Lithiumdendriten dringen in Hohlräume ein
Die Forschenden untersuchten in ihrer Studie einen sulfidbasierten Festelektrolyten aus Lithium, Phosphor und Schwefel, den sogenannten Argyrodit-Typ, wie es in der Mitteilung heisst. Die hohe Lithiumionenleitfähigkeit führe zu einem schnellen Ionentransport innerhalb der Batterie und erfülle damit die Voraussetzung für hohe Leistung und effiziente Ladeprozesse. Bisher scheiterte das Ganze jedoch an der Verdichtung des Festelektrolyten. In den bestehenden Hohlräumen können Lithiumdendriten eindringen - winzige nadelartige Metallstrukturen, die sich in Richtung Kathode ausbreiten und zu internen Kurzschlüssen führen, wie das PSI schreibt.

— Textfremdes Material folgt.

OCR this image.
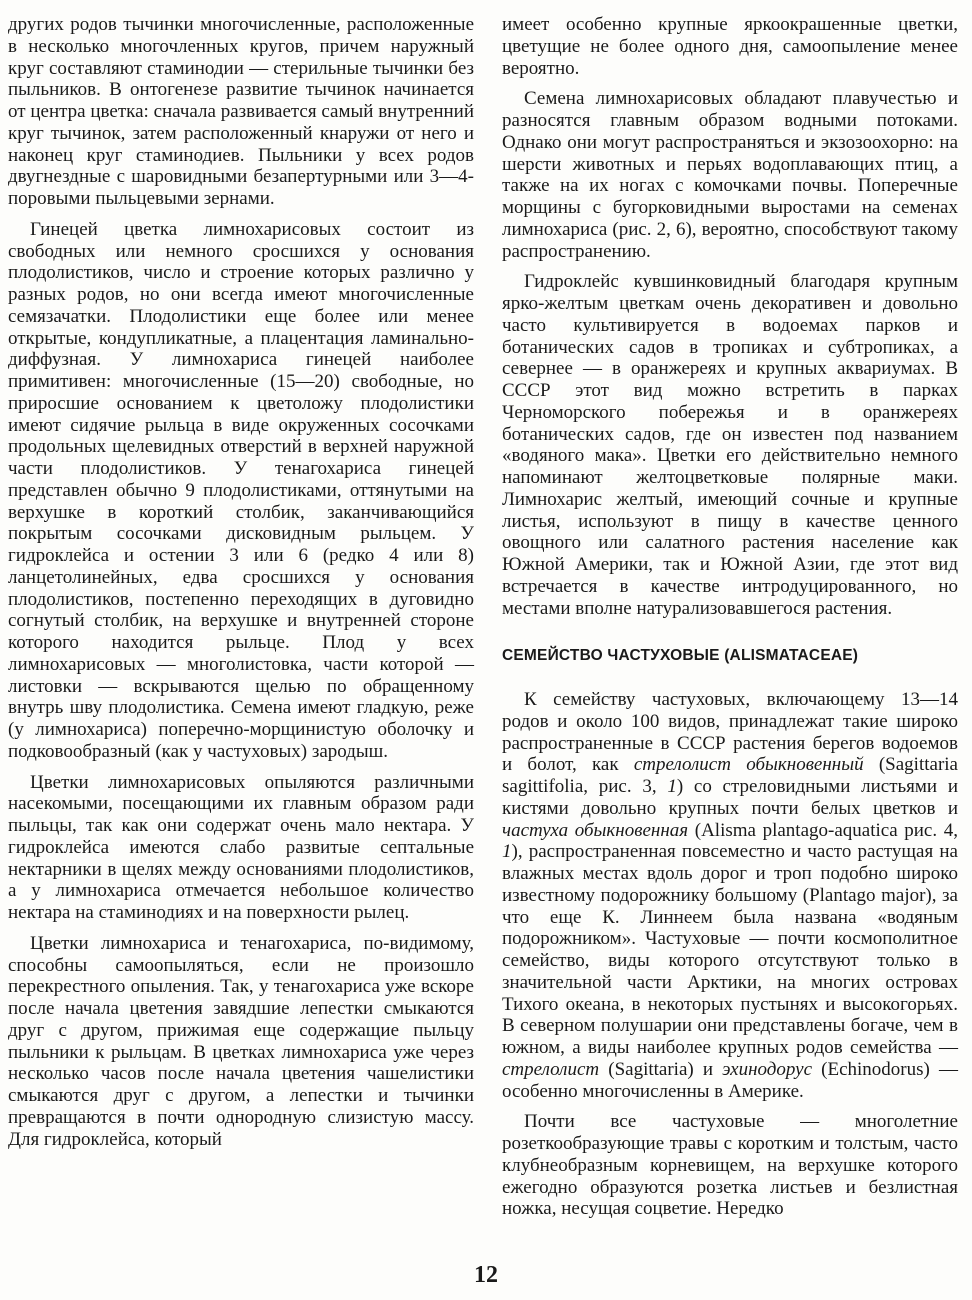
других родов тычинки многочисленные, расположенные в несколько многочленных кругов, причем наружный круг составляют стаминодии — стерильные тычинки без пыльников. В онтогенезе развитие тычинок начинается от центра цветка: сначала развивается самый внутренний круг тычинок, затем расположенный кнаружи от него и наконец круг стаминодиев. Пыльники у всех родов двугнездные с шаровидными безапертурными или 3—4-поровыми пыльцевыми зернами.

Гинецей цветка лимнохарисовых состоит из свободных или немного сросшихся у основания плодолистиков, число и строение которых различно у разных родов, но они всегда имеют многочисленные семязачатки. Плодолистики еще более или менее открытые, кондупликатные, а плацентация ламинально-диффузная. У лимнохариса гинецей наиболее примитивен: многочисленные (15—20) свободные, но приросшие основанием к цветоложу плодолистики имеют сидячие рыльца в виде окруженных сосочками продольных щелевидных отверстий в верхней наружной части плодолистиков. У тенагохариса гинецей представлен обычно 9 плодолистиками, оттянутыми на верхушке в короткий столбик, заканчивающийся покрытым сосочками дисковидным рыльцем. У гидроклейса и остении 3 или 6 (редко 4 или 8) ланцетолинейных, едва сросшихся у основания плодолистиков, постепенно переходящих в дуговидно согнутый столбик, на верхушке и внутренней стороне которого находится рыльце. Плод у всех лимнохарисовых — многолистовка, части которой — листовки — вскрываются щелью по обращенному внутрь шву плодолистика. Семена имеют гладкую, реже (у лимнохариса) поперечно-морщинистую оболочку и подковообразный (как у частуховых) зародыш.

Цветки лимнохарисовых опыляются различными насекомыми, посещающими их главным образом ради пыльцы, так как они содержат очень мало нектара. У гидроклейса имеются слабо развитые септальные нектарники в щелях между основаниями плодолистиков, а у лимнохариса отмечается небольшое количество нектара на стаминодиях и на поверхности рылец.

Цветки лимнохариса и тенагохариса, по-видимому, способны самоопыляться, если не произошло перекрестного опыления. Так, у тенагохариса уже вскоре после начала цветения завядшие лепестки смыкаются друг с другом, прижимая еще содержащие пыльцу пыльники к рыльцам. В цветках лимнохариса уже через несколько часов после начала цветения чашелистики смыкаются друг с другом, а лепестки и тычинки превращаются в почти однородную слизистую массу. Для гидроклейса, который

имеет особенно крупные яркоокрашенные цветки, цветущие не более одного дня, самоопыление менее вероятно.

Семена лимнохарисовых обладают плавучестью и разносятся главным образом водными потоками. Однако они могут распространяться и экзозоохорно: на шерсти животных и перьях водоплавающих птиц, а также на их ногах с комочками почвы. Поперечные морщины с бугорковидными выростами на семенах лимнохариса (рис. 2, 6), вероятно, способствуют такому распространению.

Гидроклейс кувшинковидный благодаря крупным ярко-желтым цветкам очень декоративен и довольно часто культивируется в водоемах парков и ботанических садов в тропиках и субтропиках, а севернее — в оранжереях и крупных аквариумах. В СССР этот вид можно встретить в парках Черноморского побережья и в оранжереях ботанических садов, где он известен под названием «водяного мака». Цветки его действительно немного напоминают желтоцветковые полярные маки. Лимнохарис желтый, имеющий сочные и крупные листья, используют в пищу в качестве ценного овощного или салатного растения население как Южной Америки, так и Южной Азии, где этот вид встречается в качестве интродуцированного, но местами вполне натурализовавшегося растения.

СЕМЕЙСТВО ЧАСТУХОВЫЕ (ALISMATACEAE)

К семейству частуховых, включающему 13—14 родов и около 100 видов, принадлежат такие широко распространенные в СССР растения берегов водоемов и болот, как стрелолист обыкновенный (Sagittaria sagittifolia, рис. 3, 1) со стреловидными листьями и кистями довольно крупных почти белых цветков и частуха обыкновенная (Alisma plantago-aquatica рис. 4, 1), распространенная повсеместно и часто растущая на влажных местах вдоль дорог и троп подобно широко известному подорожнику большому (Plantago major), за что еще К. Линнеем была названа «водяным подорожником». Частуховые — почти космополитное семейство, виды которого отсутствуют только в значительной части Арктики, на многих островах Тихого океана, в некоторых пустынях и высокогорьях. В северном полушарии они представлены богаче, чем в южном, а виды наиболее крупных родов семейства — стрелолист (Sagittaria) и эхинодорус (Echinodorus) — особенно многочисленны в Америке.

Почти все частуховые — многолетние розеткообразующие травы с коротким и толстым, часто клубнеобразным корневищем, на верхушке которого ежегодно образуются розетка листьев и безлистная ножка, несущая соцветие. Нередко

12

Um den Festelektrolyten zu verdichten, habe es bisher zwei Ansätze gegeben: das Material bei Raumtemperatur unter sehr hohem Druck pressen oder Heisspressverfahren bei über 400 Grad Celsius (klassisches Sintern). Das Sintern soll Partikel durch Wärme und Druck zu einer dichteren Struktur verschmelzen. Jedoch bestehe das Risiko, dass der Festelektrolyt zersetzt werde, schreibt das PSI weiter. Pressen bei Raumtemperatur wiederum führe zu einer porösen Mikrostruktur und übermässigem Kornwachstum.

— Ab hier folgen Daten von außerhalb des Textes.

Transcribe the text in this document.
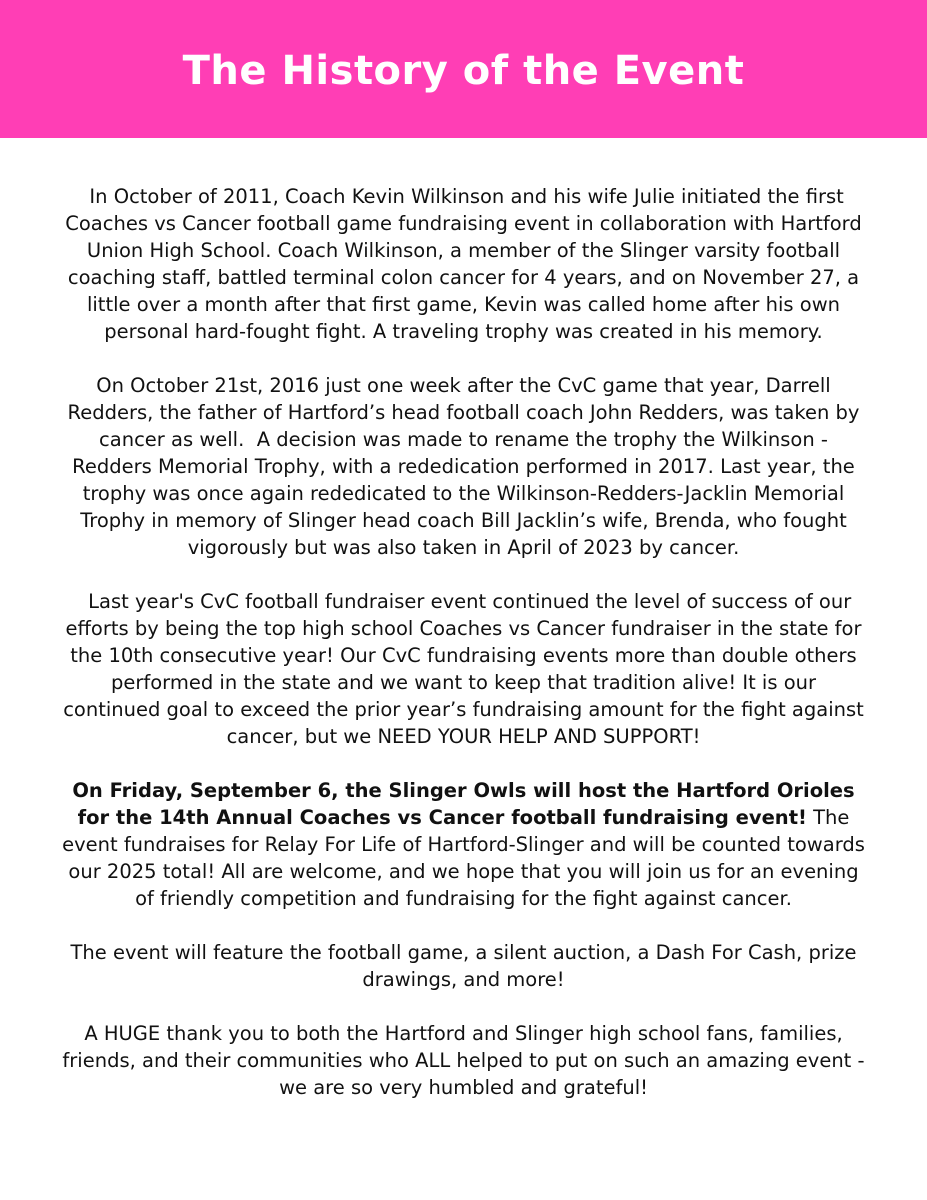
The History of the Event

In October of 2011, Coach Kevin Wilkinson and his wife Julie initiated the first Coaches vs Cancer football game fundraising event in collaboration with Hartford Union High School. Coach Wilkinson, a member of the Slinger varsity football coaching staff, battled terminal colon cancer for 4 years, and on November 27, a little over a month after that first game, Kevin was called home after his own personal hard-fought fight. A traveling trophy was created in his memory.

On October 21st, 2016 just one week after the CvC game that year, Darrell Redders, the father of Hartford’s head football coach John Redders, was taken by cancer as well.  A decision was made to rename the trophy the Wilkinson - Redders Memorial Trophy, with a rededication performed in 2017. Last year, the trophy was once again rededicated to the Wilkinson-Redders-Jacklin Memorial Trophy in memory of Slinger head coach Bill Jacklin’s wife, Brenda, who fought vigorously but was also taken in April of 2023 by cancer.

Last year's CvC football fundraiser event continued the level of success of our efforts by being the top high school Coaches vs Cancer fundraiser in the state for the 10th consecutive year! Our CvC fundraising events more than double others performed in the state and we want to keep that tradition alive! It is our continued goal to exceed the prior year’s fundraising amount for the fight against cancer, but we NEED YOUR HELP AND SUPPORT!

On Friday, September 6, the Slinger Owls will host the Hartford Orioles for the 14th Annual Coaches vs Cancer football fundraising event! The event fundraises for Relay For Life of Hartford-Slinger and will be counted towards our 2025 total! All are welcome, and we hope that you will join us for an evening of friendly competition and fundraising for the fight against cancer.

The event will feature the football game, a silent auction, a Dash For Cash, prize drawings, and more!

A HUGE thank you to both the Hartford and Slinger high school fans, families, friends, and their communities who ALL helped to put on such an amazing event - we are so very humbled and grateful!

El Kazzi und sein Team untersuchten deshalb einen Temperatur-Trick. Sie entwickelten laut dem Forschungsinstitut ein sanfteres Sinterverfahren unter mässigem Druck und bei moderaten Temperaturen von etwa 80 Grad Celsius. Die Partikel ordneten sich demnach wie gewünscht an, ohne dass die chemische Stabilität des Materials beeinträchtigt wurde - poröse Stellen wurden kompakter und Hohlräume schlossen sich. Diese Struktur sei gegen das Eindringen von Lithium-Dendriten gewappnet.

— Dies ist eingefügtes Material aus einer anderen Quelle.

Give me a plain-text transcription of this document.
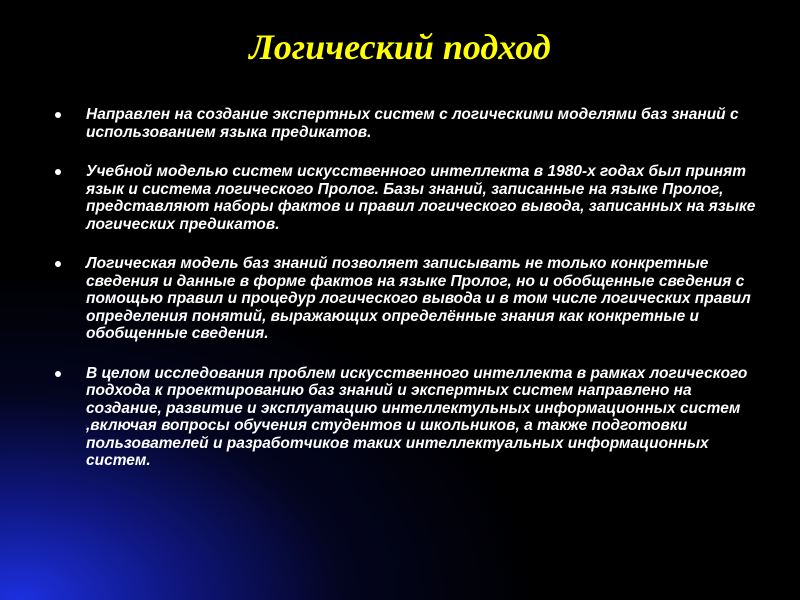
Логический подход
Направлен на создание экспертных систем с логическими моделями баз знаний с использованием языка предикатов.
Учебной моделью систем искусственного интеллекта в 1980-х годах был принят язык и система логического Пролог. Базы знаний, записанные на языке Пролог, представляют наборы фактов и правил логического вывода, записанных на языке логических предикатов.
Логическая модель баз знаний позволяет записывать не только конкретные сведения и данные в форме фактов на языке Пролог, но и обобщенные сведения с помощью правил и процедур логического вывода и в том числе логических правил определения понятий, выражающих определённые знания как конкретные и обобщенные сведения.
В целом исследования проблем искусственного интеллекта в рамках логического подхода к проектированию баз знаний и экспертных систем направлено на создание, развитие и эксплуатацию интеллектульных информационных систем ,включая вопросы обучения студентов и школьников, а также подготовки пользователей и разработчиков таких интеллектуальных информационных систем.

Eine Beschichtung verhindert elektrochemische Zersetzung
Für das Problem der elektrochemischen Instabilität an der Grenzfläche zwischen der Lithium-Metall-Anode und dem Festelektrolyten setzte die Forschungsgruppe auf eine Beschichtung. Die 65 Nanometer dünne Beschichtung aus Lithiumfluorid werde unter Vakuum verdampft und gleichmässig als ultradünner Film auf der Lithium-Oberfläche aufgetragen. Sie übernehme damit die Funktion einer Passivierungsschicht an der Grenzfläche zwischen Anode und Festelektrolyt.

Jinsong Zhang (links) und Mario El Kazzi mit einer Testzelle einer Festkörperbatterie. (Source: Mahir Dzambegovic / Paul Scherrer Institut)
Die Zwischenschicht sorgt gemäss Forschungsinstitut dafür, dass die elektrochemische Zersetzung des Festelektrolyten bei Kontakt mit Lithium unterdrückt wird. Die Schicht diene zudem als physikalische Barriere gegen Lithiumdendriten.
Das Forschungsteam demonstrierte laut Mitteilung bei Laborversuchen eine aussergewöhnliche Leistung einer solchen Knopfzellenbatterie. "Ihre Zyklusstabilität bei hoher Spannung war bemerkenswert", betont Jinsong Zhang, Doktorand und Hauptautor der Studie. Die Zelle habe nach 1500 Auf- und Entladevorgängen noch etwa 75 Prozent der ursprünglichen Kapazität behalten. "Ein herausragendes Ergebnis. Diese Werte zählen zu den besten, die bisher gemeldet wurden", sagt er. Der Forscher sieht demnach gute Chancen, dass Festkörperbatterien herkömmliche Lithiumionen-Batterien bei der Energiedichte und Haltbarkeit künftig übertreffen könnten.
Das neue Verfahren des Forschungsteams markiere einen wichtigen Fortschritt für die Festkörperbatterieforschung, teilt das Forschungsinstitut mit. Der Ansatz bringe ökologische und wirtschaftliche Vorteile durch die niedrigeren Temperaturen. "Unser Ansatz ist eine praktische Lösung für die industrielle Herstellung von Festkörperbatterien auf Argyroditbasis", erklärt El Kazzi. "Noch ein paar zusätzliche Anpassungen - und wir könnten loslegen."